Saturday, July 5, 2014

Authenticity > Pretentiousness

A few weeks ago, Pete preached a sermon with this same title during the "Greater" message series at www.Crosspoint.tv.  The ideas are still ruminating in my mind and heart, and I'm actually listening to it again as I write this. 

In the car after church that day, I asked my husband if he thought I was pretentious.  I've been asking myself the same question over the past couple of weeks.  And as I think about it, I realize that pretention has become a part of my very being.

My pretention is not toward others.  It's toward myself.  I pretend that I'm better than I am, that I have less issues than I do.  And in actuality, what I'm doing is hiding from myself.  I'm hiding my insecurities, my frustrations, my sadness, my happiness.  I'm pushing away the glimmers of truth--whether they be amazingly joy-filled or desperately sorrowful.  I'm becoming more and more numb to my own life.

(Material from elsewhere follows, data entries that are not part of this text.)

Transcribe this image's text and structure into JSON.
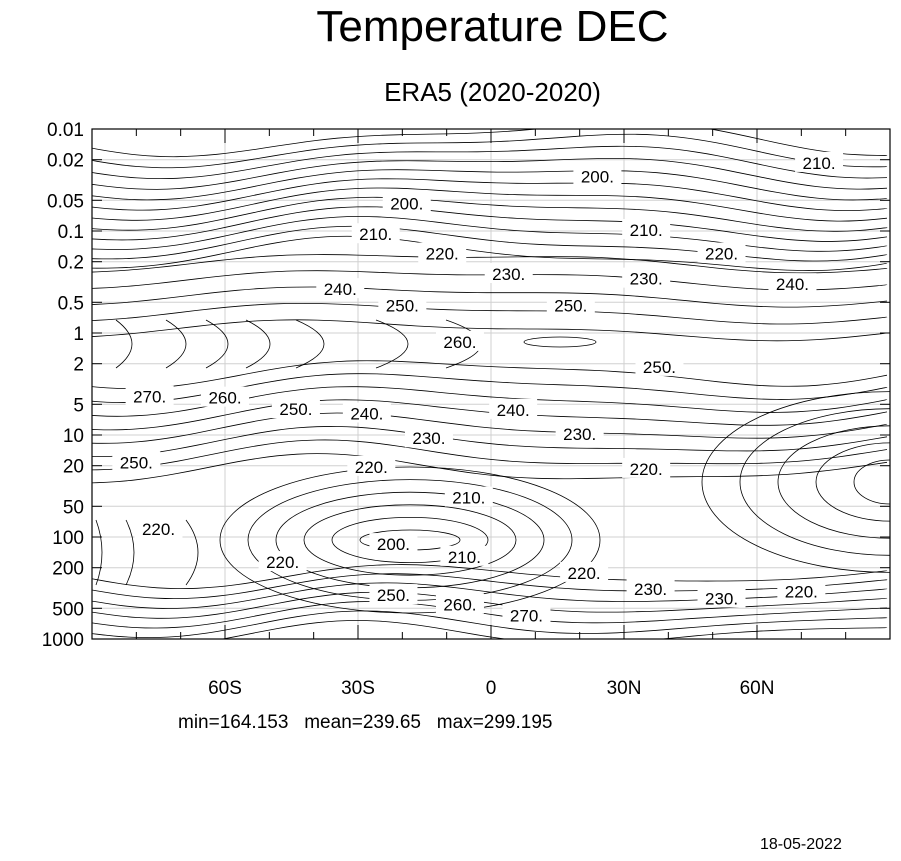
{
  "chart_data": {
    "type": "contour",
    "title": "Temperature DEC",
    "subtitle": "ERA5 (2020-2020)",
    "xlim": [
      -90,
      90
    ],
    "xticks": [
      {
        "value": -60,
        "label": "60S"
      },
      {
        "value": -30,
        "label": "30S"
      },
      {
        "value": 0,
        "label": "0"
      },
      {
        "value": 30,
        "label": "30N"
      },
      {
        "value": 60,
        "label": "60N"
      }
    ],
    "yscale": "log",
    "ylim": [
      1000,
      0.01
    ],
    "yticks": [
      {
        "value": 0.01,
        "label": "0.01"
      },
      {
        "value": 0.02,
        "label": "0.02"
      },
      {
        "value": 0.05,
        "label": "0.05"
      },
      {
        "value": 0.1,
        "label": "0.1"
      },
      {
        "value": 0.2,
        "label": "0.2"
      },
      {
        "value": 0.5,
        "label": "0.5"
      },
      {
        "value": 1,
        "label": "1"
      },
      {
        "value": 2,
        "label": "2"
      },
      {
        "value": 5,
        "label": "5"
      },
      {
        "value": 10,
        "label": "10"
      },
      {
        "value": 20,
        "label": "20"
      },
      {
        "value": 50,
        "label": "50"
      },
      {
        "value": 100,
        "label": "100"
      },
      {
        "value": 200,
        "label": "200"
      },
      {
        "value": 500,
        "label": "500"
      },
      {
        "value": 1000,
        "label": "1000"
      }
    ],
    "grid": true,
    "contour_labels": [
      {
        "lat": -19,
        "p": 0.055,
        "text": "200."
      },
      {
        "lat": 24,
        "p": 0.03,
        "text": "200."
      },
      {
        "lat": 74,
        "p": 0.022,
        "text": "210."
      },
      {
        "lat": -26,
        "p": 0.11,
        "text": "210."
      },
      {
        "lat": 35,
        "p": 0.1,
        "text": "210."
      },
      {
        "lat": -11,
        "p": 0.17,
        "text": "220."
      },
      {
        "lat": 52,
        "p": 0.17,
        "text": "220."
      },
      {
        "lat": 4,
        "p": 0.27,
        "text": "230."
      },
      {
        "lat": 35,
        "p": 0.3,
        "text": "230."
      },
      {
        "lat": -34,
        "p": 0.38,
        "text": "240."
      },
      {
        "lat": 68,
        "p": 0.34,
        "text": "240."
      },
      {
        "lat": -20,
        "p": 0.55,
        "text": "250."
      },
      {
        "lat": 18,
        "p": 0.55,
        "text": "250."
      },
      {
        "lat": -7,
        "p": 1.25,
        "text": "260."
      },
      {
        "lat": 38,
        "p": 2.2,
        "text": "250."
      },
      {
        "lat": -77,
        "p": 4.3,
        "text": "270."
      },
      {
        "lat": -60,
        "p": 4.4,
        "text": "260."
      },
      {
        "lat": -44,
        "p": 5.7,
        "text": "250."
      },
      {
        "lat": -28,
        "p": 6.3,
        "text": "240."
      },
      {
        "lat": 5,
        "p": 5.8,
        "text": "240."
      },
      {
        "lat": -14,
        "p": 11,
        "text": "230."
      },
      {
        "lat": 20,
        "p": 10,
        "text": "230."
      },
      {
        "lat": -80,
        "p": 19,
        "text": "250."
      },
      {
        "lat": -27,
        "p": 21,
        "text": "220."
      },
      {
        "lat": 35,
        "p": 22,
        "text": "220."
      },
      {
        "lat": -5,
        "p": 42,
        "text": "210."
      },
      {
        "lat": -75,
        "p": 85,
        "text": "220."
      },
      {
        "lat": -47,
        "p": 180,
        "text": "220."
      },
      {
        "lat": -22,
        "p": 120,
        "text": "200."
      },
      {
        "lat": -6,
        "p": 160,
        "text": "210."
      },
      {
        "lat": 21,
        "p": 230,
        "text": "220."
      },
      {
        "lat": 36,
        "p": 330,
        "text": "230."
      },
      {
        "lat": 52,
        "p": 410,
        "text": "230."
      },
      {
        "lat": 70,
        "p": 350,
        "text": "220."
      },
      {
        "lat": -22,
        "p": 380,
        "text": "250."
      },
      {
        "lat": -7,
        "p": 470,
        "text": "260."
      },
      {
        "lat": 8,
        "p": 600,
        "text": "270."
      }
    ]
  },
  "stats_text": "min=164.153   mean=239.65   max=299.195",
  "date_text": "18-05-2022"
}
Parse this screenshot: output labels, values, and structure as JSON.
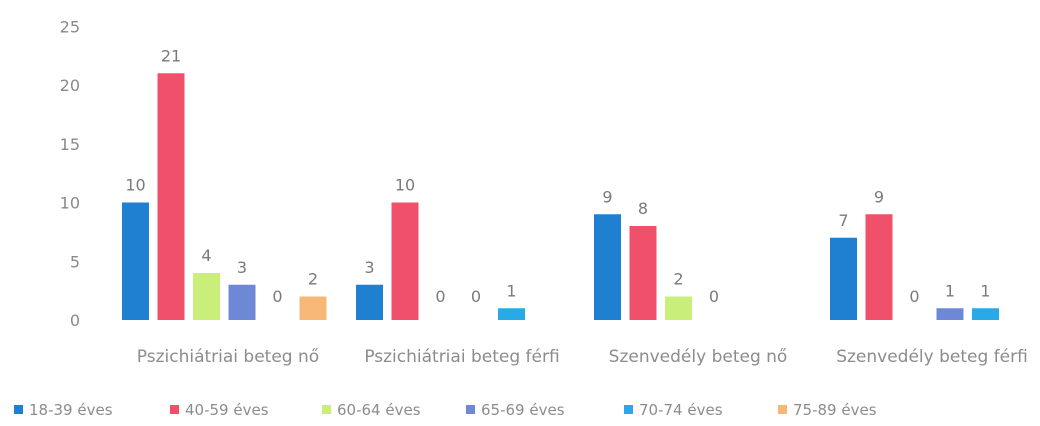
{
  "chart_data": {
    "type": "bar",
    "categories": [
      "Pszichiátriai beteg nő",
      "Pszichiátriai beteg férfi",
      "Szenvedély beteg nő",
      "Szenvedély beteg férfi"
    ],
    "series": [
      {
        "name": "18-39 éves",
        "color": "#1f7fd1",
        "values": [
          10,
          3,
          9,
          7
        ]
      },
      {
        "name": "40-59 éves",
        "color": "#f0506a",
        "values": [
          21,
          10,
          8,
          9
        ]
      },
      {
        "name": "60-64 éves",
        "color": "#c9ef7a",
        "values": [
          4,
          0,
          2,
          0
        ]
      },
      {
        "name": "65-69 éves",
        "color": "#6f88d6",
        "values": [
          3,
          0,
          0,
          1
        ]
      },
      {
        "name": "70-74 éves",
        "color": "#29a9e6",
        "values": [
          0,
          1,
          null,
          1
        ]
      },
      {
        "name": "75-89 éves",
        "color": "#f7b877",
        "values": [
          2,
          null,
          null,
          null
        ]
      }
    ],
    "yticks": [
      "0",
      "5",
      "10",
      "15",
      "20",
      "25"
    ],
    "ylim": [
      0,
      25
    ],
    "grid": false,
    "legend_position": "bottom",
    "title": "",
    "xlabel": "",
    "ylabel": ""
  }
}
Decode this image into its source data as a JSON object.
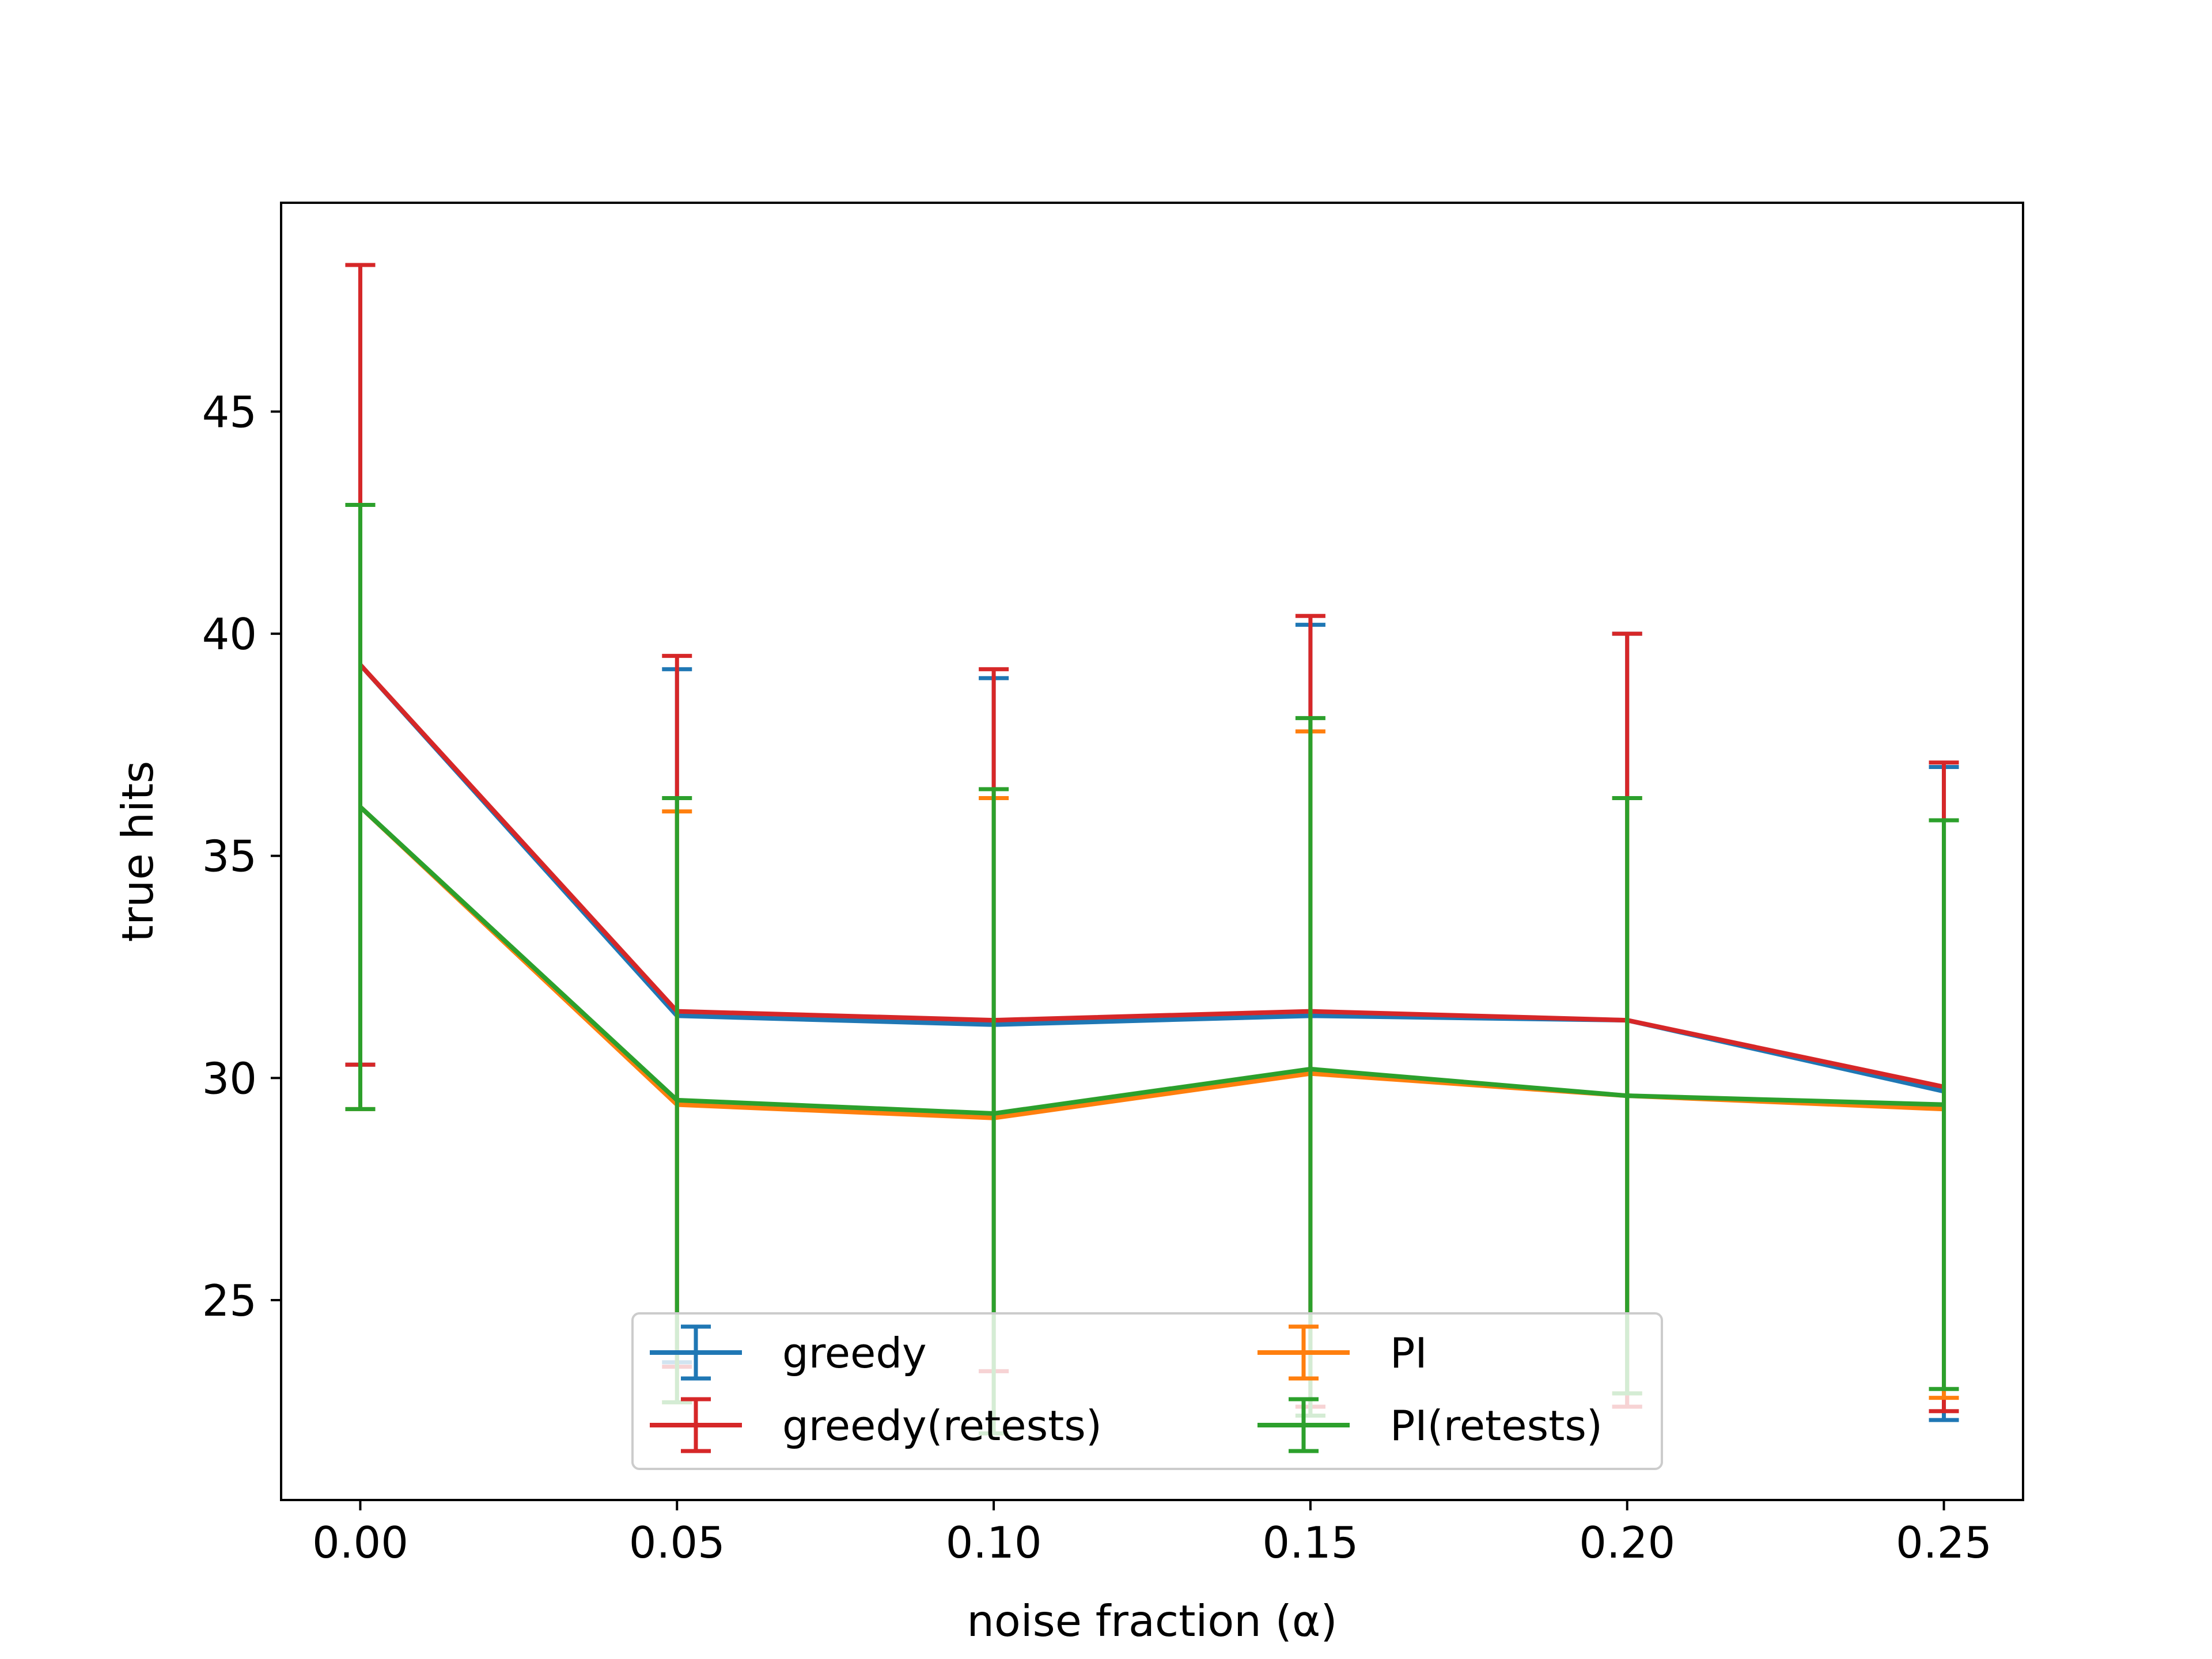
{
  "chart_data": {
    "type": "line",
    "title": "",
    "xlabel": "noise fraction (α)",
    "ylabel": "true hits",
    "xlim": [
      -0.0125,
      0.2625
    ],
    "ylim": [
      20.5,
      49.7
    ],
    "xticks": [
      0.0,
      0.05,
      0.1,
      0.15,
      0.2,
      0.25
    ],
    "xtick_labels": [
      "0.00",
      "0.05",
      "0.10",
      "0.15",
      "0.20",
      "0.25"
    ],
    "yticks": [
      25,
      30,
      35,
      40,
      45
    ],
    "ytick_labels": [
      "25",
      "30",
      "35",
      "40",
      "45"
    ],
    "grid": false,
    "legend_position": "lower center",
    "x": [
      0.0,
      0.05,
      0.1,
      0.15,
      0.2,
      0.25
    ],
    "series": [
      {
        "name": "greedy",
        "color": "#1f77b4",
        "values": [
          39.3,
          31.4,
          31.2,
          31.4,
          31.3,
          29.7
        ],
        "yerr_low": [
          30.3,
          23.6,
          23.4,
          22.6,
          22.6,
          22.3
        ],
        "yerr_high": [
          48.3,
          39.2,
          39.0,
          40.2,
          40.0,
          37.0
        ]
      },
      {
        "name": "greedy(retests)",
        "color": "#d62728",
        "values": [
          39.3,
          31.5,
          31.3,
          31.5,
          31.3,
          29.8
        ],
        "yerr_low": [
          30.3,
          23.5,
          23.4,
          22.6,
          22.6,
          22.5
        ],
        "yerr_high": [
          48.3,
          39.5,
          39.2,
          40.4,
          40.0,
          37.1
        ]
      },
      {
        "name": "PI",
        "color": "#ff7f0e",
        "values": [
          36.1,
          29.4,
          29.1,
          30.1,
          29.6,
          29.3
        ],
        "yerr_low": [
          29.3,
          22.7,
          22.0,
          22.4,
          22.9,
          22.8
        ],
        "yerr_high": [
          42.9,
          36.0,
          36.3,
          37.8,
          36.3,
          35.8
        ]
      },
      {
        "name": "PI(retests)",
        "color": "#2ca02c",
        "values": [
          36.1,
          29.5,
          29.2,
          30.2,
          29.6,
          29.4
        ],
        "yerr_low": [
          29.3,
          22.7,
          22.0,
          22.4,
          22.9,
          23.0
        ],
        "yerr_high": [
          42.9,
          36.3,
          36.5,
          38.1,
          36.3,
          35.8
        ]
      }
    ],
    "legend_order": [
      0,
      2,
      1,
      3
    ]
  }
}
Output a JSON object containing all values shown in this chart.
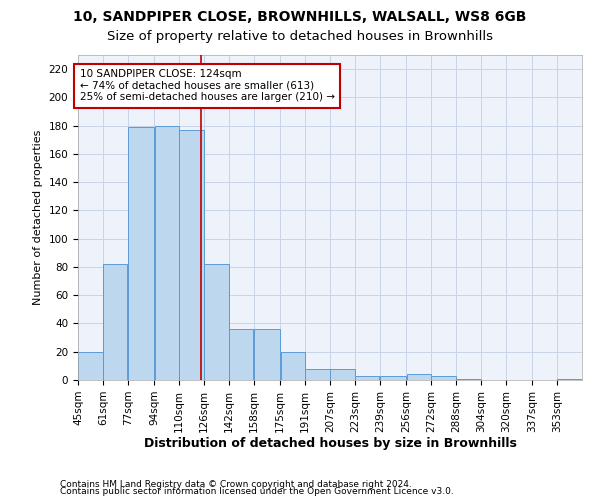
{
  "title1": "10, SANDPIPER CLOSE, BROWNHILLS, WALSALL, WS8 6GB",
  "title2": "Size of property relative to detached houses in Brownhills",
  "xlabel": "Distribution of detached houses by size in Brownhills",
  "ylabel": "Number of detached properties",
  "footer1": "Contains HM Land Registry data © Crown copyright and database right 2024.",
  "footer2": "Contains public sector information licensed under the Open Government Licence v3.0.",
  "annotation_line1": "10 SANDPIPER CLOSE: 124sqm",
  "annotation_line2": "← 74% of detached houses are smaller (613)",
  "annotation_line3": "25% of semi-detached houses are larger (210) →",
  "property_size": 124,
  "bar_edges": [
    45,
    61,
    77,
    94,
    110,
    126,
    142,
    158,
    175,
    191,
    207,
    223,
    239,
    256,
    272,
    288,
    304,
    320,
    337,
    353,
    369
  ],
  "bar_values": [
    20,
    82,
    179,
    180,
    177,
    82,
    36,
    36,
    20,
    8,
    8,
    3,
    3,
    4,
    3,
    1,
    0,
    0,
    0,
    1
  ],
  "bar_color": "#bdd7ee",
  "bar_edge_color": "#5b9bd5",
  "vline_color": "#c00000",
  "grid_color": "#c8d4e8",
  "background_color": "#eef2fa",
  "box_edge_color": "#c00000",
  "ylim": [
    0,
    230
  ],
  "yticks": [
    0,
    20,
    40,
    60,
    80,
    100,
    120,
    140,
    160,
    180,
    200,
    220
  ],
  "title1_fontsize": 10,
  "title2_fontsize": 9.5,
  "xlabel_fontsize": 9,
  "ylabel_fontsize": 8,
  "tick_fontsize": 7.5,
  "annot_fontsize": 7.5,
  "footer_fontsize": 6.5
}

And I don't want it.  I don't want to live in a numbed stupor--whether I numb myself by avoidance, eating or ignorance.  I don't want people to see me pretending to be something else.

"You are already a person who is deeply pleasing to God."

Everything about me--the core of who I am--already pleases God.  After all, He made me, right?  Did he not mean to make me the way I am?  Did He not give me emotions to walk through?  Did he not give me convictions to share?  Did he not give me a family to fully love?  Did he not allow me imperfections in this life so that I can see his goodness "in the land of the living"?

What am I thinking trying to hide everything about who I am?  It is for His glory that he has created me.  I am called to live life to the fullest--it is a gift from the Creator of this world.  Whatever my life is full of in the moment, I'm called to live it--not stuff it, ignore it or numb it. 

So back to authenticity.  Back to reality.  Back to imperfections and joyous occasions.  Back to real life.